Latest CLG consultation: you need to get involved
||16 January 2013
After two years of upheaval in the planning system there are faint signs that the emphasis on growth is starting to produce positive results, but the house building sector must participate in the process of change if a workable system is to be achieved.
Inspectors are placing welcome emphasis on the need for local planning authorities to both robustly justify their housing targets and make sure they have an identified land supply which will enable the targets to be delivered. However, house building figures are still hampered by deep-rooted viability issues and, in particular, the need to achieve sufficient return to incentivise landowners to sell land. In that respect the NPPF establishes the broad parameter that in order to be viable development must “provide competitive returns to a willing landowner”, but fails to provide a detailed definition of what constitutes a ‘competitive’ return.

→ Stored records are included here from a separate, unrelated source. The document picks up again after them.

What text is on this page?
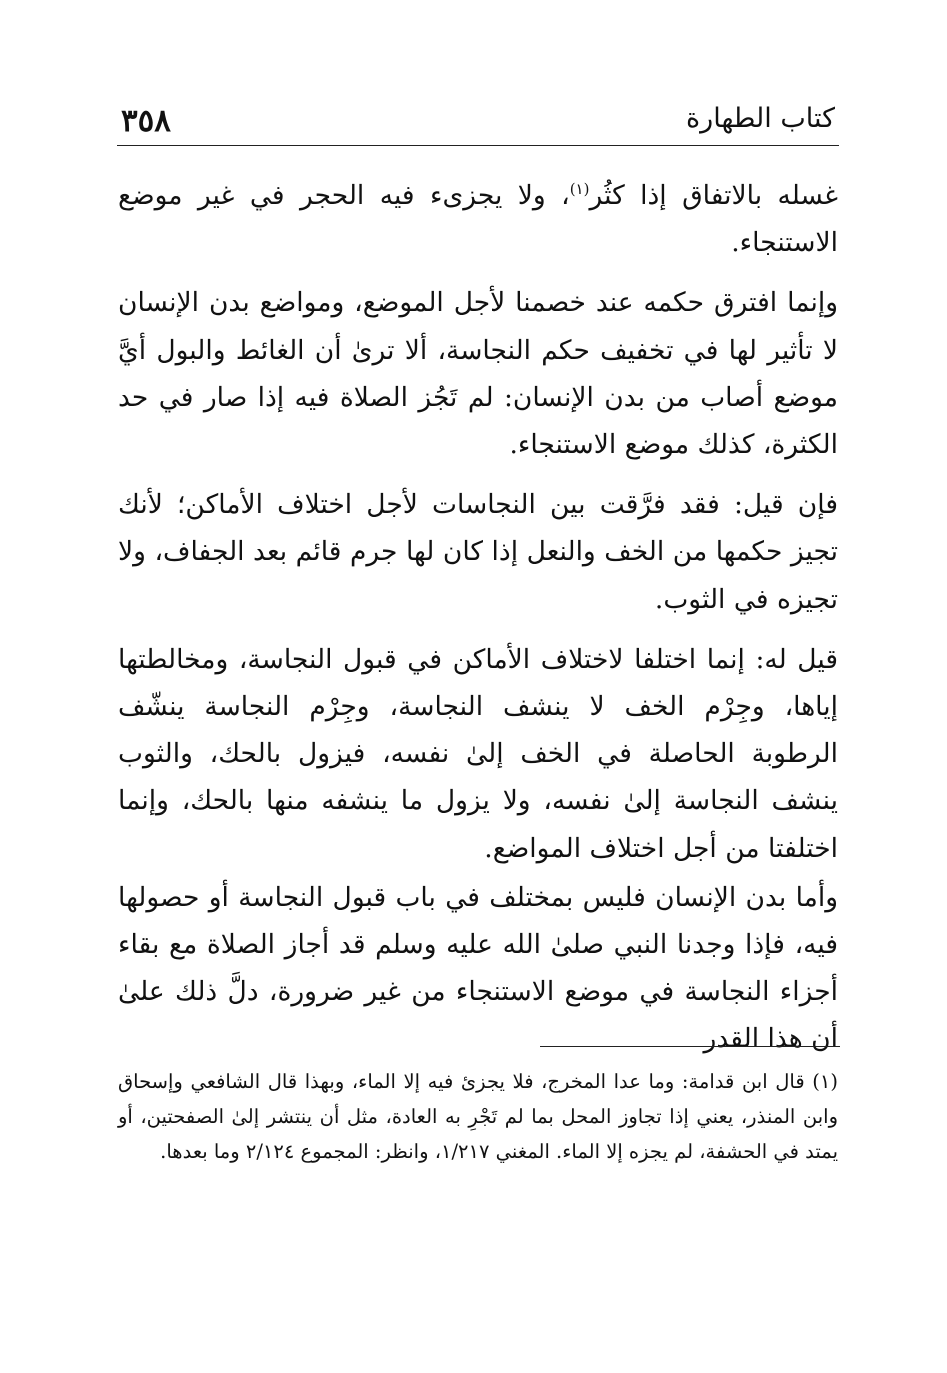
كتاب الطهارة
٣٥٨

غسله بالاتفاق إذا كثُر$^{(١)}$، ولا يجزىء فيه الحجر في غير موضع الاستنجاء.

وإنما افترق حكمه عند خصمنا لأجل الموضع، ومواضع بدن الإنسان لا تأثير لها في تخفيف حكم النجاسة، ألا ترىٰ أن الغائط والبول أيَّ موضع أصاب من بدن الإنسان: لم تَجُز الصلاة فيه إذا صار في حد الكثرة، كذلك موضع الاستنجاء.

فإن قيل: فقد فرَّقت بين النجاسات لأجل اختلاف الأماكن؛ لأنك تجيز حكمها من الخف والنعل إذا كان لها جرم قائم بعد الجفاف، ولا تجيزه في الثوب.

قيل له: إنما اختلفا لاختلاف الأماكن في قبول النجاسة، ومخالطتها إياها، وجِرْم الخف لا ينشف النجاسة، وجِرْم النجاسة ينشّف الرطوبة الحاصلة في الخف إلىٰ نفسه، فيزول بالحك، والثوب ينشف النجاسة إلىٰ نفسه، ولا يزول ما ينشفه منها بالحك، وإنما اختلفتا من أجل اختلاف المواضع.

وأما بدن الإنسان فليس بمختلف في باب قبول النجاسة أو حصولها فيه، فإذا وجدنا النبي صلىٰ الله عليه وسلم قد أجاز الصلاة مع بقاء أجزاء النجاسة في موضع الاستنجاء من غير ضرورة، دلَّ ذلك علىٰ أن هذا القدر

(١) قال ابن قدامة: وما عدا المخرج، فلا يجزئ فيه إلا الماء، وبهذا قال الشافعي وإسحاق وابن المنذر، يعني إذا تجاوز المحل بما لم تَجْرِ به العادة، مثل أن ينتشر إلىٰ الصفحتين، أو يمتد في الحشفة، لم يجزه إلا الماء. المغني ١/٢١٧، وانظر: المجموع ٢/١٢٤ وما بعدها.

This gap in planning guidance was recently highlighted by Lord Taylor (in the December 2012 “External Review of Government Planning Practice Guidance”) who concluded that the preparation of guidance on Viability needed immediate attention “to ensure planning authorities and developers have a good mutual understanding of what this test requires” and it is exploration of this area of ‘mutual understanding’ which is likely to expose the fundamental conflict in all viability negotiations; i.e. if planning obligations are to be funded from the uplift in land value what proportion will incentivise a landowner to sell the site?
The Lord Taylor report is open for consultation until 15th February 2013 (http://planningguidance.readandcomment.com/respond/) and it is essential that the industry makes its voice heard as this debate underpins both the release of land and the establishment of CIL payments. Very recent examples of the range in opinion as to acceptable land values can be illustrated with reference to, on the one hand, a national consultancy advocating EUV + 20% in support of a draft CIL charge to, alternatively, an Inspector agreeing at a S.78 inquiry that a landowner should receive EUV + 50% of the uplift in unfettered land value. On a brownfield site the first example results in 70% of unfettered land value being available to fund planning obligations whereas the latter approach makes 38% available. These figures would be 92% and 53% respectively on a greenfield site.
Furthermore, the Lord Taylor report also proposes that future guidance should “exclude best practice exemplar type information which is better provided by practitioner bodies”. When opinions differ to the extent illustrated above which practitioner body will hold sway?
This consultation is about more than just sweeping away thousands of pages of out-of-date guidance and it is essential the industry responds to the consultation process to deliver a planning system which works.